Yes, I didn’t know anything about being a dad. Yes, I had none of the skills that I was supposed to have. So what? I wasn’t interested in being generically good at parenting. I didn’t care about being able to quiet someone else’s baby. I wanted to be my son’s dad and to build a specific relationship between him and me.

What happened next ended up being pretty funny. My wife would gently sing our son to sleep with classic lullabies, while I’d do a whispered rendition of the Spiderman theme song: “Spiderman, Spiderman, does whatever a spider can …”

After baths with her, the little guy would get toweled dry with hugs and tickles. After baths with me, he’d get wrapped up in the towel so tight he couldn’t see, and then I’d fly him around the house, pretending to go through doors and windows and out over the neighborhood.

She’d walk the neighborhood with him in a stroller, talking and chatting with neighbors. I’d walk with him on my shoulders, tripping and stumbling and pretending to fall while he laughed and held tightly to my hands.
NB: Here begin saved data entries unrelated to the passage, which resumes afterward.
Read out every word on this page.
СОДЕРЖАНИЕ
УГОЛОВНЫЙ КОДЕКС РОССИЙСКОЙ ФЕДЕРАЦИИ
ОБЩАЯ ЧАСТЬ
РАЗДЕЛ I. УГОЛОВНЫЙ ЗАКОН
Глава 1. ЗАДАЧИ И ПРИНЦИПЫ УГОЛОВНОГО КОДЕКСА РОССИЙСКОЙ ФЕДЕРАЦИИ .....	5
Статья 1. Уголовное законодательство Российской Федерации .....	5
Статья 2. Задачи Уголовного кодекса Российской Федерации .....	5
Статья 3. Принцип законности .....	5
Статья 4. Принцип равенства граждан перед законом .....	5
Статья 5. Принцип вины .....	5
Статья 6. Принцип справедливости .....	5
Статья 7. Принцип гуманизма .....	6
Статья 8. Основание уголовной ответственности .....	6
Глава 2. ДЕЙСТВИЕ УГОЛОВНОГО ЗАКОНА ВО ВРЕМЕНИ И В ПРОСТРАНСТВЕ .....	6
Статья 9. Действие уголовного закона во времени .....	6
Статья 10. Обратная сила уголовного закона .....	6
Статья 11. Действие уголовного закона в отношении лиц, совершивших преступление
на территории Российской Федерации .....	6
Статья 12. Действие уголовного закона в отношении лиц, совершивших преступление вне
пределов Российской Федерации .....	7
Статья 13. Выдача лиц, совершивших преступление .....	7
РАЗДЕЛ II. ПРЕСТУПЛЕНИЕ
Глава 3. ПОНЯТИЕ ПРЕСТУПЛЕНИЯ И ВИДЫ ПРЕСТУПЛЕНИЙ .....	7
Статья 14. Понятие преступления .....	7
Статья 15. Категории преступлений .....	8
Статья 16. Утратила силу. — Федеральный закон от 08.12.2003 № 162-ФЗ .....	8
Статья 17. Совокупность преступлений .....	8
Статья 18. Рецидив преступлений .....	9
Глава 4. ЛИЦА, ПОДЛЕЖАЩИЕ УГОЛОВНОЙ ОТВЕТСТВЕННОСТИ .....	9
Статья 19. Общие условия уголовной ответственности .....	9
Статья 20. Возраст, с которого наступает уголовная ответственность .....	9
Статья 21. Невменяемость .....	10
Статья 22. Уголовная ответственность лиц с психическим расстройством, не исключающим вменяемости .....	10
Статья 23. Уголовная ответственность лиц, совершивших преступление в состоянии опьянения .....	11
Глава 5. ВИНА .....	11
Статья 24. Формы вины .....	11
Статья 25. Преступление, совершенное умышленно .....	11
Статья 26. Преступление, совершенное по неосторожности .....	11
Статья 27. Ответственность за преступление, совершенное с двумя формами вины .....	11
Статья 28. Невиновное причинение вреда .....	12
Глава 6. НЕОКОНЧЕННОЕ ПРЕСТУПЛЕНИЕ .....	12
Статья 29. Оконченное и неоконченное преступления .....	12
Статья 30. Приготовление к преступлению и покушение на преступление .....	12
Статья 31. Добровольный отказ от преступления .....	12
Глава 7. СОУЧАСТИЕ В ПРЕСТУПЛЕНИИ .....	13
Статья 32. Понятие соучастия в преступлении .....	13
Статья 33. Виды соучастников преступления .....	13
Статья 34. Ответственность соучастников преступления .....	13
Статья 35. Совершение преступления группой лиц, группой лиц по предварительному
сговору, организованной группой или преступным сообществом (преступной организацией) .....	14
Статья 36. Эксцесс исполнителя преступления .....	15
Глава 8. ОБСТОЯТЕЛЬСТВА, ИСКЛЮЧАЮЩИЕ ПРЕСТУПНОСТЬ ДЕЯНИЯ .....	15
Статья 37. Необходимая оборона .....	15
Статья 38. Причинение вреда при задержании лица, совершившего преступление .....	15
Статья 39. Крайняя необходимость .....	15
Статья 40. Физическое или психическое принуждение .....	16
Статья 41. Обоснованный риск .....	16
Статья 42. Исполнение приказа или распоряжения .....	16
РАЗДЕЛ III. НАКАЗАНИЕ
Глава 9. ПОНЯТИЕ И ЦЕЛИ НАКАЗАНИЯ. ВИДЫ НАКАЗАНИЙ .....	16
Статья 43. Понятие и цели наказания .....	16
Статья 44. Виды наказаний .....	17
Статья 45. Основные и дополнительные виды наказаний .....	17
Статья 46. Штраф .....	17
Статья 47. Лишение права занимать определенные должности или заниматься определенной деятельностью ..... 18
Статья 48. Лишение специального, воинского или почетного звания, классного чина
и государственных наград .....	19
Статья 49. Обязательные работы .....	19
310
My friends would get nervous at the prospect of being alone with their kids. I looked forward to the one-on-one time.

In 2005, a friend at work pointed out that I was the strangest dad she’d ever seen. Shortly after that, I started writing Daddy Tales — stories about my life as a dad.

The newspaper column started about a year later. At first, I was worried about it distracting me from my family, but just the opposite happened.

I was determined never to write anything that would embarrass them or make them feel bad. Instead, I was going to celebrate the quirkiness of our life and write about lessons I learned and celebrate moments we shared.

Looking at my life through that lens has had a wonderful effect and added a shading to my days that I hadn’t anticipated.

Where is this long and winding tale leading? To a rare piece of Daddy Tales advice: Whether you’re a parent, a grandparent or none of the above, throw out the standard approaches. Actively pursue the relationships you want. Make them individual. Celebrate their weirdness and recognize your mistakes.

I guess that’s not a typical dad lesson, but let’s face it — if it were, it probably wouldn’t be coming from me.